Nonprofit journalism dedicated to creating a Human Age we actually want to live in.

Note: This article is from Conservation Magazine, the precursor to Anthropocene Magazine. The full 14-year Conservation Magazine archive is now available here.

Even for Plants, There’s No Place Like Home

July 24, 2001

Many of us do best in familiar environments, and the same is true of plants used for restoring ecosystems, according to new research in the August issue of Conservation Biology. This is the first study showing the importance of both genetic and environmental similarity when transplanting wild plants.

While many restoration projects use native plants, they fail to account for genetic and environmental differences between the transplants and local populations. “Mis-matching source populations may lower the success of restoration,” says Arlee Montalvo of the University of California at Riverside, who did this work with her colleague Norman Ellstrand.

Montalvo and Ellstrand tested the importance of the source of plants used for restoration with deerweed, a yellow-flowered member of the pea family that grows in southern California’s coastal sage scrub. They chose deerweed because, although it varies geographically (one variety grows primarily along the coast, and the other grows inland), the two varieties have been used indiscriminately for restoration projects.

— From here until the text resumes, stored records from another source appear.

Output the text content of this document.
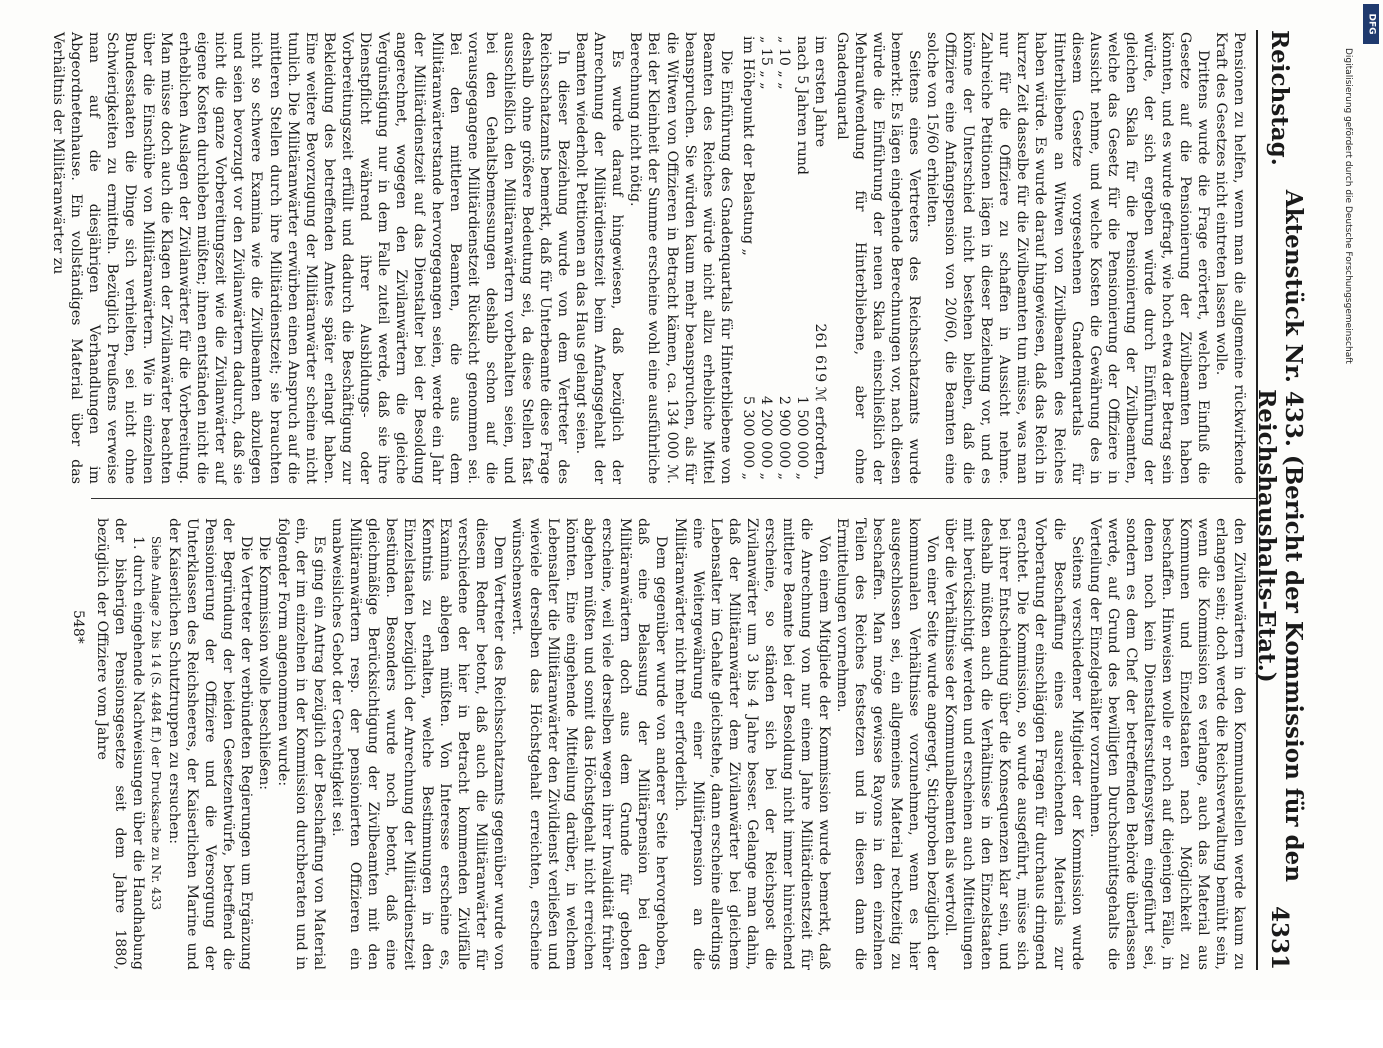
Reichstag.
Aktenstück Nr. 433. (Bericht der Kommission für den Reichshaushalts-Etat.)
4331

Pensionen zu helfen, wenn man die allgemeine rückwirkende Kraft des Gesetzes nicht eintreten lassen wolle.

Drittens wurde die Frage erörtert, welchen Einfluß die Gesetze auf die Pensionierung der Zivilbeamten haben könnten, und es wurde gefragt, wie hoch etwa der Betrag sein würde, der sich ergeben würde durch Einführung der gleichen Skala für die Pensionierung der Zivilbeamten, welche das Gesetz für die Pensionierung der Offiziere in Aussicht nehme, und welche Kosten die Gewährung des in diesem Gesetze vorgesehenen Gnadenquartals für Hinterbliebene an Witwen von Zivilbeamten des Reiches haben würde. Es wurde darauf hingewiesen, daß das Reich in kurzer Zeit dasselbe für die Zivilbeamten tun müsse, was man nur für die Offiziere zu schaffen in Aussicht nehme. Zahlreiche Petitionen lägen in dieser Beziehung vor, und es könne der Unterschied nicht bestehen bleiben, daß die Offiziere eine Anfangspension von 20/60, die Beamten eine solche von 15/60 erhielten.

Seitens eines Vertreters des Reichsschatzamts wurde bemerkt: Es lägen eingehende Berechnungen vor, nach diesen würde die Einführung der neuen Skala einschließlich der Mehraufwendung für Hinterbliebene, aber ohne Gnadenquartal

im ersten Jahre	261 619 ℳ erfordern,
nach 5 Jahren rund	1 500 000 „
„ 10 „ „	2 900 000 „
„ 15 „ „	4 200 000 „
im Höhepunkt der Belastung „	5 300 000 „

Die Einführung des Gnadenquartals für Hinterbliebene von Beamten des Reiches würde nicht allzu erhebliche Mittel beanspruchen. Sie würden kaum mehr beanspruchen, als für die Witwen von Offizieren in Betracht kämen, ca. 134 000 ℳ. Bei der Kleinheit der Summe erscheine wohl eine ausführliche Berechnung nicht nötig.

Es wurde darauf hingewiesen, daß bezüglich der Anrechnung der Militärdienstzeit beim Anfangsgehalt der Beamten wiederholt Petitionen an das Haus gelangt seien.

In dieser Beziehung wurde von dem Vertreter des Reichsschatzamts bemerkt, daß für Unterbeamte diese Frage deshalb ohne größere Bedeutung sei, da diese Stellen fast ausschließlich den Militäranwärtern vorbehalten seien, und bei den Gehaltsbemessungen deshalb schon auf die vorausgegangene Militärdienstzeit Rücksicht genommen sei. Bei den mittleren Beamten, die aus dem Militäranwärterstande hervorgegangen seien, werde ein Jahr der Militärdienstzeit auf das Dienstalter bei der Besoldung angerechnet, wogegen den Zivilanwärtern die gleiche Vergünstigung nur in dem Falle zuteil werde, daß sie ihre Dienstpflicht während ihrer Ausbildungs- oder Vorbereitungszeit erfüllt und dadurch die Beschäftigung zur Bekleidung des betreffenden Amtes später erlangt haben. Eine weitere Bevorzugung der Militäranwärter scheine nicht tunlich. Die Militäranwärter erwürben einen Anspruch auf die mittleren Stellen durch ihre Militärdienstzeit; sie brauchten nicht so schwere Examina wie die Zivilbeamten abzulegen und seien bevorzugt vor den Zivilanwärtern dadurch, daß sie nicht die ganze Vorbereitungszeit wie die Zivilanwärter auf eigene Kosten durchleben müßten; ihnen entständen nicht die erheblichen Auslagen der Zivilanwärter für die Vorbereitung. Man müsse doch auch die Klagen der Zivilanwärter beachten über die Einschübe von Militäranwärtern. Wie in einzelnen Bundesstaaten die Dinge sich verhielten, sei nicht ohne Schwierigkeiten zu ermitteln. Bezüglich Preußens verweise man auf die diesjährigen Verhandlungen im Abgeordnetenhause. Ein vollständiges Material über das Verhältnis der Militäranwärter zu

den Zivilanwärtern in den Kommunalstellen werde kaum zu erlangen sein; doch werde die Reichsverwaltung bemüht sein, wenn die Kommission es verlange, auch das Material aus Kommunen und Einzelstaaten nach Möglichkeit zu beschaffen. Hinweisen wolle er noch auf diejenigen Fälle, in denen noch kein Dienstaltersstufensystem eingeführt sei, sondern es dem Chef der betreffenden Behörde überlassen werde, auf Grund des bewilligten Durchschnittsgehalts die Verteilung der Einzelgehälter vorzunehmen.

Seitens verschiedener Mitglieder der Kommission wurde die Beschaffung eines ausreichenden Materials zur Vorberatung der einschlägigen Fragen für durchaus dringend erachtet. Die Kommission, so wurde ausgeführt, müsse sich bei ihrer Entscheidung über die Konsequenzen klar sein, und deshalb müßten auch die Verhältnisse in den Einzelstaaten mit berücksichtigt werden und erscheinen auch Mitteilungen über die Verhältnisse der Kommunalbeamten als wertvoll.

Von einer Seite wurde angeregt, Stichproben bezüglich der kommunalen Verhältnisse vorzunehmen, wenn es hier ausgeschlossen sei, ein allgemeines Material rechtzeitig zu beschaffen. Man möge gewisse Rayons in den einzelnen Teilen des Reiches festsetzen und in diesen dann die Ermittelungen vornehmen.

Von einem Mitgliede der Kommission wurde bemerkt, daß die Anrechnung von nur einem Jahre Militärdienstzeit für mittlere Beamte bei der Besoldung nicht immer hinreichend erscheine, so ständen sich bei der Reichspost die Zivilanwärter um 3 bis 4 Jahre besser. Gelange man dahin, daß der Militäranwärter dem Zivilanwärter bei gleichem Lebensalter im Gehalte gleichstehe, dann erscheine allerdings eine Weitergewährung einer Militärpension an die Militäranwärter nicht mehr erforderlich.

Dem gegenüber wurde von anderer Seite hervorgehoben, daß eine Belassung der Militärpension bei den Militäranwärtern doch aus dem Grunde für geboten erscheine, weil viele derselben wegen ihrer Invalidität früher abgehen müßten und somit das Höchstgehalt nicht erreichen könnten. Eine eingehende Mitteilung darüber, in welchem Lebensalter die Militäranwärter den Zivildienst verließen und wieviele derselben das Höchstgehalt erreichten, erscheine wünschenswert.

Dem Vertreter des Reichsschatzamts gegenüber wurde von diesem Redner betont, daß auch die Militäranwärter für verschiedene der hier in Betracht kommenden Zivilfälle Examina ablegen müßten. Von Interesse erscheine es, Kenntnis zu erhalten, welche Bestimmungen in den Einzelstaaten bezüglich der Anrechnung der Militärdienstzeit bestünden. Besonders wurde noch betont, daß eine gleichmäßige Berücksichtigung der Zivilbeamten mit den Militäranwärtern resp. der pensionierten Offizieren ein unabweisliches Gebot der Gerechtigkeit sei.

Es ging ein Antrag bezüglich der Beschaffung von Material ein, der im einzelnen in der Kommission durchberaten und in folgender Form angenommen wurde:

Die Kommission wolle beschließen:

Die Vertreter der verbündeten Regierungen um Ergänzung der Begründung der beiden Gesetzentwürfe, betreffend die Pensionierung der Offiziere und die Versorgung der Unterklassen des Reichsheeres, der Kaiserlichen Marine und der Kaiserlichen Schutztruppen zu ersuchen:

Siehe Anlage 2 bis 14 (S. 4484 ff.) der Drucksache zu Nr. 433

1. durch eingehende Nachweisungen über die Handhabung der bisherigen Pensionsgesetze seit dem Jahre 1880, bezüglich der Offiziere vom Jahre

548*
DFG
Digitalisierung gefördert durch die Deutsche Forschungsgemeinschaft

The researchers collected deerweed seed from 12 areas with different climates and soils and then transplanted seedlings from each of the 12 sources into two experimental gardens within native coastal sage scrub, one coastal and the other inland (with hotter summers, cooler winters, and less rain). They measured the distance between transplant sources and experimental gardens in three ways: geographically, genetically, and environmentally. They measured the success of transplanted seedlings by factors including survival, size, and flower production.

The results showed that whereas geographic distance had little effect on transplant success, transplants did better in the experimental garden that was genetically and environmentally closer to the area they originally came from. Specifically, in the coastal garden, transplants did better when they were genetically similar to the local deerweed. In the inland garden, transplants did better when they were both genetically and environmentally similar to the local deerweed.

This study shows that the common practice of restoring ecosystems with plants from similar communities does not go far enough. To increase the success of restoration projects, Montalvo and Ellstrand recommend choosing transplant sources that are also ecologically similar.

Further Information:
Montalvo, A.M., and N.C. Ellstrand. 2000. Transplantation of the subshrub Lotus scoparius: testing the home-site advantage hypothesis. Conservation Biology 14(4):1034-1045.